Mrs P being arrested in 1914.

The Pankhurst legacy

Women were finally granted the right to vote in the UK in 1918, just as long as they were over 30 and owned property. It was another ten years before all women over 21 were allowed to express themselves at the ballot box. 

Mrs P went through several hunger strikes, at one point serving a long prison sentence a few days at a time as she was imprisoned, starved herself, was let out to recover, and as soon as she could stagger to her feet again was taken into prison to continue her sentence. 

The fortitude of this woman and many of her fellow suffragettes who suffered just as much, denying themselves food, water and medical attention, is shocking.

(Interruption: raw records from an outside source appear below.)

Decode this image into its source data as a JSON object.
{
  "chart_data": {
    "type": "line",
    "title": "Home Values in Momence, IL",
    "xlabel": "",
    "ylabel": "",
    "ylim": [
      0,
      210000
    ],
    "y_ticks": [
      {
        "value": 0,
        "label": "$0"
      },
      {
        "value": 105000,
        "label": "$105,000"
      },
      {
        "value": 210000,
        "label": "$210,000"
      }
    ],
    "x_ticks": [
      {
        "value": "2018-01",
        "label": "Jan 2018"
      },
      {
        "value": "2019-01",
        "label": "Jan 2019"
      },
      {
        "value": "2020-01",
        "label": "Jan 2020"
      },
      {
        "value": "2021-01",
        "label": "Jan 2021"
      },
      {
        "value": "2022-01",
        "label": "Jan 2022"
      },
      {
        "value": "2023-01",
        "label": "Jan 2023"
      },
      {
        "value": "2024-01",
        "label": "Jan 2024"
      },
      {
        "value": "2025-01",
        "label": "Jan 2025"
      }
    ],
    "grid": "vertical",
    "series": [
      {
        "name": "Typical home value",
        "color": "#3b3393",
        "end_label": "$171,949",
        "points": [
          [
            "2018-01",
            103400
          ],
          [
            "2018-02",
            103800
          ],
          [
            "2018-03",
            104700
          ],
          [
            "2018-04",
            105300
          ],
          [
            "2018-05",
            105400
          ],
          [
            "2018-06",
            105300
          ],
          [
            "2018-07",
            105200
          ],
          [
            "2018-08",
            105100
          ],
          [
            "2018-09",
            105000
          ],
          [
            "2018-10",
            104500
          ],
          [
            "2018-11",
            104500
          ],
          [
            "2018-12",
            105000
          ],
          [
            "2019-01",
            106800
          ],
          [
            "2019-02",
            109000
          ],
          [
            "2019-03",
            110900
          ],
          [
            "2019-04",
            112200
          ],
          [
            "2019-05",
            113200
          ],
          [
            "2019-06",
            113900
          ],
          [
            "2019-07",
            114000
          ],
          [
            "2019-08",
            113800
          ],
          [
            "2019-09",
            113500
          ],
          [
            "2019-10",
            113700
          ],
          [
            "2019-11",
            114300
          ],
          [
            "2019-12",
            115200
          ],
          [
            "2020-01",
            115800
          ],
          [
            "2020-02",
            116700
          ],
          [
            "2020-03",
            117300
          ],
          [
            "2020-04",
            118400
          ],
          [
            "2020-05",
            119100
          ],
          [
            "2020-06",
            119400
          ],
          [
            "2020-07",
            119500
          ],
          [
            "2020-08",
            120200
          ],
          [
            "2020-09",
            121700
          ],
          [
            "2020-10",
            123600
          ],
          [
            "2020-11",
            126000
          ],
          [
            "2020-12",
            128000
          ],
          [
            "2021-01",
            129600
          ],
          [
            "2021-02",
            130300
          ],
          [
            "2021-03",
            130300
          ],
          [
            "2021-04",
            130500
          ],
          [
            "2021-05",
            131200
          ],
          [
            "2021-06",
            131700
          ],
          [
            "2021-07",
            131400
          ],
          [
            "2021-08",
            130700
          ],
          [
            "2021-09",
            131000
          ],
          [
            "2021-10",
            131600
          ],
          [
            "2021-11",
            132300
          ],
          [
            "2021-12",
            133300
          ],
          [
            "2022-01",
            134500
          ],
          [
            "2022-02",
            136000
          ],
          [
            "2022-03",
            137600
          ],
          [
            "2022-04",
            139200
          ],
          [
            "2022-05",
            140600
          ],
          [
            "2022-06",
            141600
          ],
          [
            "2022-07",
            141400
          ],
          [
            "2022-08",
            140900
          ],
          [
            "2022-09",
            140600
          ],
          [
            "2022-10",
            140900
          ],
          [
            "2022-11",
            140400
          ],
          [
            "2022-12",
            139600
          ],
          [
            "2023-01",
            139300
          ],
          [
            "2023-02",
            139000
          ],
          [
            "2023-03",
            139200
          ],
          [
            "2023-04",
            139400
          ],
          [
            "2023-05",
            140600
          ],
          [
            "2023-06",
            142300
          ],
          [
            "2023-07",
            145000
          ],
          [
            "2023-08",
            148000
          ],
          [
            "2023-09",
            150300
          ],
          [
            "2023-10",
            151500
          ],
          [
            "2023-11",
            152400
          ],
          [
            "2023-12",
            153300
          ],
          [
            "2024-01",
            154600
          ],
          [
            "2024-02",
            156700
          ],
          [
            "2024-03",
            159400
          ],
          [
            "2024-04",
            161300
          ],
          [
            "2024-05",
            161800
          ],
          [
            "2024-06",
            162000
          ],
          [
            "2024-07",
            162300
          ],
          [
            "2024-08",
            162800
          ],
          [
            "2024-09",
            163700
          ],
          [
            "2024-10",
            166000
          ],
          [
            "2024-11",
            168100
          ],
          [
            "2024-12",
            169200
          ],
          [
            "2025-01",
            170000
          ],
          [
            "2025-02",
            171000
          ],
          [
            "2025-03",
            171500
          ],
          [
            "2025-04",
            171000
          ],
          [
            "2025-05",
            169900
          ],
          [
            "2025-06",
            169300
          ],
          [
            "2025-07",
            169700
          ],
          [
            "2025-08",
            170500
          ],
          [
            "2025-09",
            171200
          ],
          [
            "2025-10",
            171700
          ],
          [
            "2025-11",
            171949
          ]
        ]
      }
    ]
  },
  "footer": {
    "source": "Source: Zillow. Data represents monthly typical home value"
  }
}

It shocks me that they were physically able to do this (I don't think I could), and it shocks me that they had to do this - that only by undertaking such extreme actions could women finally be given the same rights as men.  

The impact of this on Mrs P's health led to her early death, aged 69.

My Own Story, by Emmeline Pankhurst, is free on the Kindle if you’re interested. But you don't really need to read Mrs P's book to honour her memory - just spare a thought for the women who fought and died so that we could be recognised as equal to men, and cast your vote in the next election. 

* As I didn't want to put other people off their lattes, I did actually refrain from shouting.